A miner can dehedge by not rolling over forward sales that reach delivery, or by simply biting the bullet and buying back its hedge book from the contract holders and copping it sweet on the difference in price. While this can be costly, it removes the dampener on upside profit potential and is invariably popular with investors. Since gold has been running hard from the US$200s to the US$600s many a bullet has been bitten.

Dehedging in a bullish market also provides a boost to gold price bullishness, as miners are not selling gold they haven’t yet produced into the market.

Gold dehedging hit a record in the second quarter according to GFMS. The bulk of the dehedging was a result of hedge book buybacks from Newmont and Lihir (LGL). AngloGold Ashanti, Barrick and Buenaventura also made significant contributions from hedge book reductions. In 2006, gold dehedging was dominated by Barrick as it bought back the hedge book inherited from its Placer Dome acquisition.

There were still meaningful, if not dominant, hedges put in place in the second quarter by various miners.

GFMS makes an “interesting observation” that while dehedging in 2007 has reached record levels, the numbers still pale by comparison to the total of hedges put on during gold’s steady fall in the late nineties.

On the production front, GFMS reports provisional assessments suggest second quarter production rose moderately year on year. The biggest contributor was Freeport McMoRan’s Grasberg mine in Indonesia. By contrast, the world’s biggest producers such as Barrick and Newmont  have seen their production decline. South African miners AngloGold Ashanti and Gold Fields have also reported declines.
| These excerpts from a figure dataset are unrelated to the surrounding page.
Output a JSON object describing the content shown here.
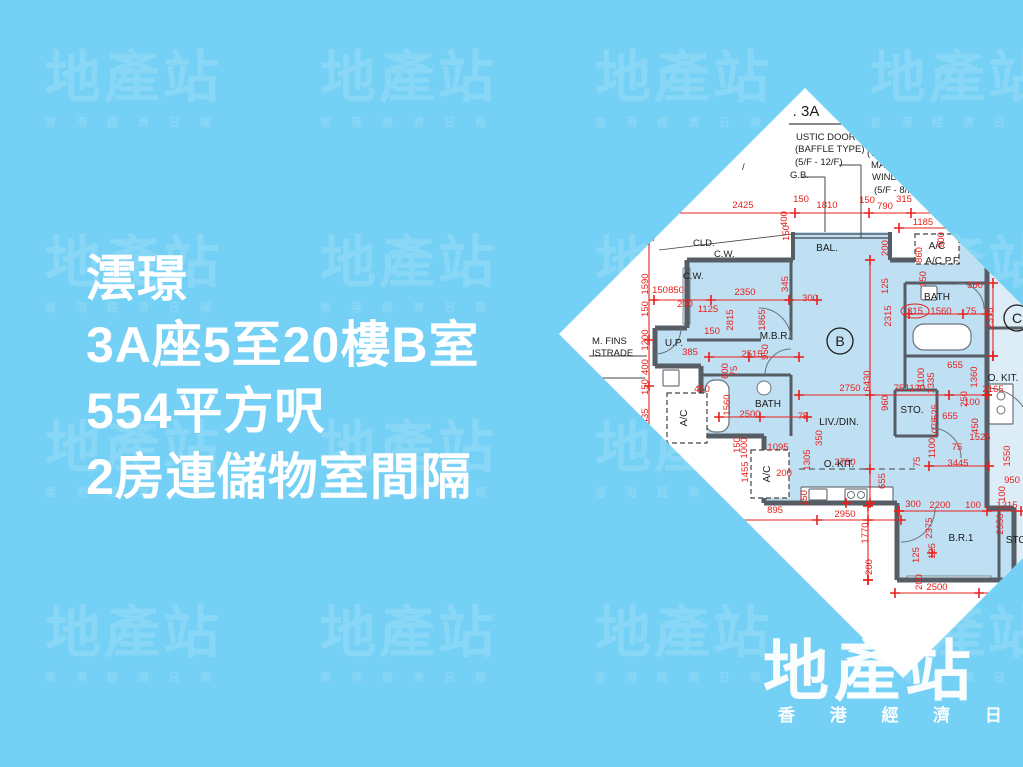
{
  "page": {
    "bg": "#75d0f5"
  },
  "watermark": {
    "logo": "地產站",
    "subtext": "香港經濟日報",
    "cols": [
      45,
      320,
      595,
      870
    ],
    "rows": [
      50,
      235,
      420,
      605
    ]
  },
  "headline": {
    "lines": [
      "澐璟",
      "3A座5至20樓B室",
      "554平方呎",
      "2房連儲物室間隔"
    ],
    "color": "#ffffff"
  },
  "brand": {
    "logo": "地產站",
    "subtext_spaced": "香 港 經 濟 日 報"
  },
  "floor_plan": {
    "colors": {
      "paper": "#ffffff",
      "unit_fill": "#bfdff2",
      "unitc_fill": "#dcedf8",
      "wall": "#565d64",
      "thin": "#444444",
      "red": "#e8211d",
      "text": "#1c1c1c",
      "fixture_fill": "#ffffff",
      "fixture_stroke": "#6a737a",
      "window_fill": "#e4f2fb"
    },
    "tower_label": ". 3A",
    "notes": [
      [
        "USTIC DOOR",
        237,
        52
      ],
      [
        "(BAFFLE TYPE)",
        236,
        64
      ],
      [
        "(5/F  -  12/F)",
        236,
        77
      ],
      [
        "F..",
        306,
        56
      ],
      [
        "(WIT..",
        308,
        68
      ],
      [
        "MAINTE..",
        312,
        80
      ],
      [
        "WINDOW)",
        313,
        92
      ],
      [
        "(5/F - 8/F)",
        315,
        105
      ],
      [
        "G.B.",
        231,
        90
      ],
      [
        "/",
        183,
        82
      ],
      [
        "CLD.",
        134,
        158
      ],
      [
        "C.W.",
        155,
        169
      ],
      [
        "C.W.",
        124,
        191
      ],
      [
        "M. FINS",
        33,
        256
      ],
      [
        "ISTRADE",
        33,
        268
      ]
    ],
    "room_labels": [
      [
        "BAL.",
        268,
        163,
        0
      ],
      [
        "A/C",
        378,
        161,
        0
      ],
      [
        "A/C P.F.",
        384,
        176,
        0
      ],
      [
        "BATH",
        378,
        212,
        0
      ],
      [
        "M.B.R.",
        216,
        251,
        0
      ],
      [
        "U.P.",
        115,
        258,
        0
      ],
      [
        "BATH",
        209,
        319,
        0
      ],
      [
        "LIV./DIN.",
        280,
        337,
        0
      ],
      [
        "STO.",
        353,
        325,
        0
      ],
      [
        "O. KIT.",
        444,
        293,
        0
      ],
      [
        "O. KIT.",
        280,
        379,
        0
      ],
      [
        "B.R.1",
        402,
        453,
        0
      ],
      [
        "STO",
        457,
        455,
        0
      ],
      [
        "A/C",
        128,
        330,
        1
      ],
      [
        "A/C",
        211,
        386,
        1
      ]
    ],
    "unit_circles": [
      [
        "B",
        281,
        253
      ],
      [
        "C",
        458,
        230
      ]
    ],
    "dims_h": [
      [
        "2425",
        184,
        120
      ],
      [
        "150",
        242,
        114
      ],
      [
        "1810",
        268,
        120
      ],
      [
        "150",
        308,
        115
      ],
      [
        "790",
        326,
        121
      ],
      [
        "315",
        345,
        114
      ],
      [
        "1185",
        364,
        137
      ],
      [
        "150",
        101,
        205
      ],
      [
        "850",
        117,
        205
      ],
      [
        "200",
        126,
        219
      ],
      [
        "1125",
        149,
        224
      ],
      [
        "2350",
        186,
        207
      ],
      [
        "300",
        251,
        213
      ],
      [
        "150",
        153,
        246
      ],
      [
        "385",
        131,
        267
      ],
      [
        "2515",
        193,
        269
      ],
      [
        "450",
        143,
        304
      ],
      [
        "2500",
        191,
        329
      ],
      [
        "75",
        244,
        331
      ],
      [
        "2750",
        291,
        303
      ],
      [
        "75",
        340,
        303
      ],
      [
        "1120",
        356,
        303
      ],
      [
        "655",
        396,
        280
      ],
      [
        "655",
        391,
        331
      ],
      [
        "2165",
        434,
        304
      ],
      [
        "100",
        413,
        317
      ],
      [
        "1525",
        421,
        352
      ],
      [
        "75",
        398,
        362
      ],
      [
        "3445",
        399,
        378
      ],
      [
        "2750",
        286,
        377
      ],
      [
        "1095",
        219,
        362
      ],
      [
        "200",
        225,
        388
      ],
      [
        "895",
        216,
        425
      ],
      [
        "2950",
        286,
        429
      ],
      [
        "300",
        354,
        419
      ],
      [
        "2200",
        381,
        420
      ],
      [
        "100",
        414,
        420
      ],
      [
        "1215",
        448,
        420
      ],
      [
        "950",
        453,
        395
      ],
      [
        "2500",
        378,
        502
      ],
      [
        "315",
        356,
        226
      ],
      [
        "1560",
        382,
        226
      ],
      [
        "75",
        412,
        226
      ],
      [
        "360",
        416,
        200
      ]
    ],
    "dims_v": [
      [
        "400",
        228,
        131
      ],
      [
        "150",
        230,
        145
      ],
      [
        "345",
        229,
        196
      ],
      [
        "900",
        385,
        152
      ],
      [
        "860",
        363,
        167
      ],
      [
        "150",
        367,
        191
      ],
      [
        "1590",
        89,
        196
      ],
      [
        "150",
        89,
        221
      ],
      [
        "1200",
        89,
        252
      ],
      [
        "400",
        89,
        279
      ],
      [
        "150",
        89,
        299
      ],
      [
        "1435",
        89,
        331
      ],
      [
        "2815",
        174,
        232
      ],
      [
        "1865",
        206,
        232
      ],
      [
        "200",
        329,
        160
      ],
      [
        "125",
        329,
        198
      ],
      [
        "2315",
        332,
        228
      ],
      [
        "2375",
        434,
        230
      ],
      [
        "950",
        209,
        264
      ],
      [
        "600",
        169,
        283
      ],
      [
        "75",
        178,
        283
      ],
      [
        "1560",
        171,
        317
      ],
      [
        "150",
        181,
        357
      ],
      [
        "1000",
        188,
        360
      ],
      [
        "1455",
        189,
        384
      ],
      [
        "1305",
        251,
        372
      ],
      [
        "350",
        263,
        350
      ],
      [
        "6430",
        311,
        293
      ],
      [
        "1100",
        365,
        290
      ],
      [
        "1335",
        375,
        295
      ],
      [
        "960",
        329,
        315
      ],
      [
        "525",
        379,
        324
      ],
      [
        "1075",
        379,
        340
      ],
      [
        "1360",
        418,
        289
      ],
      [
        "250",
        408,
        311
      ],
      [
        "450",
        419,
        338
      ],
      [
        "1100",
        376,
        360
      ],
      [
        "75",
        361,
        374
      ],
      [
        "1550",
        451,
        368
      ],
      [
        "100",
        446,
        406
      ],
      [
        "655",
        326,
        393
      ],
      [
        "150",
        248,
        410
      ],
      [
        "1770",
        309,
        445
      ],
      [
        "200",
        313,
        479
      ],
      [
        "2375",
        373,
        440
      ],
      [
        "125",
        376,
        463
      ],
      [
        "2350",
        444,
        436
      ],
      [
        "125",
        360,
        467
      ],
      [
        "200",
        363,
        494
      ]
    ],
    "dim_oval": [
      356,
      226,
      14,
      7
    ],
    "red_lines": [
      [
        100,
        125,
        420,
        125
      ],
      [
        340,
        140,
        410,
        140
      ],
      [
        90,
        152,
        90,
        408
      ],
      [
        95,
        212,
        258,
        212
      ],
      [
        311,
        172,
        311,
        415
      ],
      [
        240,
        307,
        428,
        307
      ],
      [
        160,
        329,
        248,
        329
      ],
      [
        176,
        432,
        342,
        432
      ],
      [
        340,
        423,
        462,
        423
      ],
      [
        336,
        505,
        462,
        505
      ],
      [
        309,
        418,
        309,
        492
      ],
      [
        434,
        195,
        434,
        268
      ],
      [
        150,
        269,
        240,
        269
      ],
      [
        370,
        378,
        430,
        378
      ],
      [
        350,
        226,
        428,
        226
      ]
    ],
    "crosses": [
      [
        236,
        125
      ],
      [
        310,
        125
      ],
      [
        352,
        125
      ],
      [
        388,
        125
      ],
      [
        152,
        212
      ],
      [
        230,
        212
      ],
      [
        311,
        307
      ],
      [
        390,
        307
      ],
      [
        428,
        307
      ],
      [
        258,
        432
      ],
      [
        309,
        432
      ],
      [
        190,
        269
      ],
      [
        404,
        226
      ],
      [
        311,
        381
      ],
      [
        434,
        268
      ],
      [
        309,
        492
      ],
      [
        373,
        465
      ],
      [
        340,
        423
      ],
      [
        428,
        423
      ],
      [
        90,
        252
      ],
      [
        90,
        298
      ],
      [
        90,
        350
      ],
      [
        201,
        329
      ],
      [
        287,
        415
      ],
      [
        420,
        505
      ]
    ],
    "unit_polygon": "234,144 331,144 331,172 360,172 360,152 428,152 428,420 455,420 455,492 338,492 338,415 205,415 205,348 142,348 142,278 96,278 96,240 128,240 128,172 234,172",
    "unitc_rects": [
      [
        428,
        150,
        150,
        272
      ],
      [
        455,
        420,
        120,
        74
      ]
    ],
    "walls": [
      [
        128,
        172,
        234,
        172,
        5
      ],
      [
        331,
        172,
        360,
        172,
        5
      ],
      [
        234,
        144,
        234,
        172,
        4
      ],
      [
        331,
        144,
        331,
        172,
        4
      ],
      [
        360,
        152,
        360,
        172,
        5
      ],
      [
        360,
        152,
        428,
        152,
        5
      ],
      [
        428,
        152,
        428,
        420,
        5
      ],
      [
        128,
        172,
        128,
        240,
        5
      ],
      [
        128,
        240,
        96,
        240,
        5
      ],
      [
        96,
        240,
        96,
        278,
        5
      ],
      [
        96,
        278,
        142,
        278,
        5
      ],
      [
        142,
        278,
        142,
        348,
        5
      ],
      [
        142,
        348,
        205,
        348,
        5
      ],
      [
        205,
        348,
        205,
        415,
        5
      ],
      [
        205,
        415,
        338,
        415,
        5
      ],
      [
        338,
        415,
        338,
        492,
        5
      ],
      [
        338,
        492,
        455,
        492,
        5
      ],
      [
        455,
        420,
        455,
        492,
        5
      ],
      [
        428,
        420,
        455,
        420,
        5
      ],
      [
        232,
        172,
        232,
        252,
        3
      ],
      [
        128,
        252,
        202,
        252,
        3
      ],
      [
        142,
        287,
        232,
        287,
        3
      ],
      [
        232,
        287,
        232,
        348,
        3
      ],
      [
        346,
        195,
        428,
        195,
        3
      ],
      [
        346,
        195,
        346,
        268,
        3
      ],
      [
        346,
        268,
        428,
        268,
        3
      ],
      [
        346,
        268,
        346,
        300,
        3
      ],
      [
        336,
        302,
        378,
        302,
        3
      ],
      [
        378,
        302,
        378,
        348,
        3
      ],
      [
        336,
        302,
        336,
        348,
        3
      ],
      [
        336,
        348,
        378,
        348,
        3
      ],
      [
        428,
        240,
        540,
        240,
        3
      ],
      [
        466,
        152,
        466,
        240,
        3
      ],
      [
        440,
        420,
        440,
        492,
        3
      ],
      [
        234,
        146,
        331,
        146,
        1.5
      ],
      [
        234,
        150,
        331,
        150,
        1.5
      ]
    ],
    "leader_lines": [
      [
        30,
        268,
        88,
        268,
        1
      ],
      [
        30,
        290,
        86,
        290,
        1
      ],
      [
        243,
        89,
        266,
        89,
        1
      ],
      [
        266,
        89,
        266,
        144,
        1
      ],
      [
        280,
        77,
        302,
        77,
        1
      ],
      [
        302,
        77,
        302,
        150,
        1
      ],
      [
        230,
        36,
        296,
        36,
        1.2
      ],
      [
        100,
        162,
        234,
        146,
        0.8
      ]
    ],
    "dashed_line": [
      240,
      381,
      360,
      381
    ],
    "ac_boxes": [
      [
        356,
        146,
        44,
        30
      ],
      [
        108,
        305,
        40,
        50
      ],
      [
        192,
        362,
        38,
        48
      ]
    ],
    "fixture_rects": [
      [
        146,
        292,
        24,
        52,
        10
      ],
      [
        354,
        236,
        58,
        26,
        11
      ],
      [
        242,
        399,
        92,
        15,
        1
      ],
      [
        286,
        401,
        22,
        12,
        1
      ],
      [
        250,
        401,
        18,
        11,
        1
      ],
      [
        362,
        198,
        16,
        14,
        2
      ],
      [
        430,
        296,
        24,
        40,
        1
      ],
      [
        104,
        282,
        16,
        16,
        1
      ]
    ],
    "fixture_circles": [
      [
        205,
        300,
        7
      ],
      [
        292,
        407,
        3.5
      ],
      [
        302,
        407,
        3.5
      ],
      [
        442,
        308,
        4
      ],
      [
        442,
        322,
        4
      ]
    ],
    "window_rects": [
      [
        124,
        180,
        7,
        56
      ],
      [
        348,
        488,
        84,
        6
      ]
    ],
    "door_arcs": [
      "M 200,220 A 32 32 0 0 1 232,252",
      "M 232,261 A 26 26 0 0 0 206,287",
      "M 376,420 A 34 34 0 0 1 342,454",
      "M 372,340 A 30 30 0 0 1 402,370",
      "M 122,240 A 26 26 0 0 1 96,266",
      "M 428,300 A 44 44 0 0 1 472,344",
      "M 425,221 A 26 26 0 0 0 399,195"
    ],
    "underline_3a": [
      230,
      36,
      296,
      36
    ],
    "tower_label_pos": [
      247,
      28
    ]
  }
}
All up, the gold price did nothing spectacular in the second quarter, despite record dehedging. This is because the benefits were offset by a barrage of central bank gold sales coming the other way. GFMS estimates 148t of gold were sold by central banks in the second quarter – 26% more than the previous second quarter and 38% more than the first quarter. Spain was the biggest seller, offloading 70t as it battled with a rising national debt. France and Switzerland were also significant sellers, and Switzerland has indicated its intention to sell more gold over time.

The Washington Agreement countries were the only central bank sellers of gold in the second quarter, unless you count the Philippines, which unleashed one tonne. Purchases were insignificant, but came from Russia, Kazakhstan and Qatar.

Most gold analysts expect central bank selling to decline in the third quarter as we approach the end of the Washington Agreement quota year in September. But then again, most analysts were not expecting the extent of second quarter sales. More reliable is GFMS’s conclusion that producer dehedging will drop off in the third quarter. Most of the big books have now been bought back.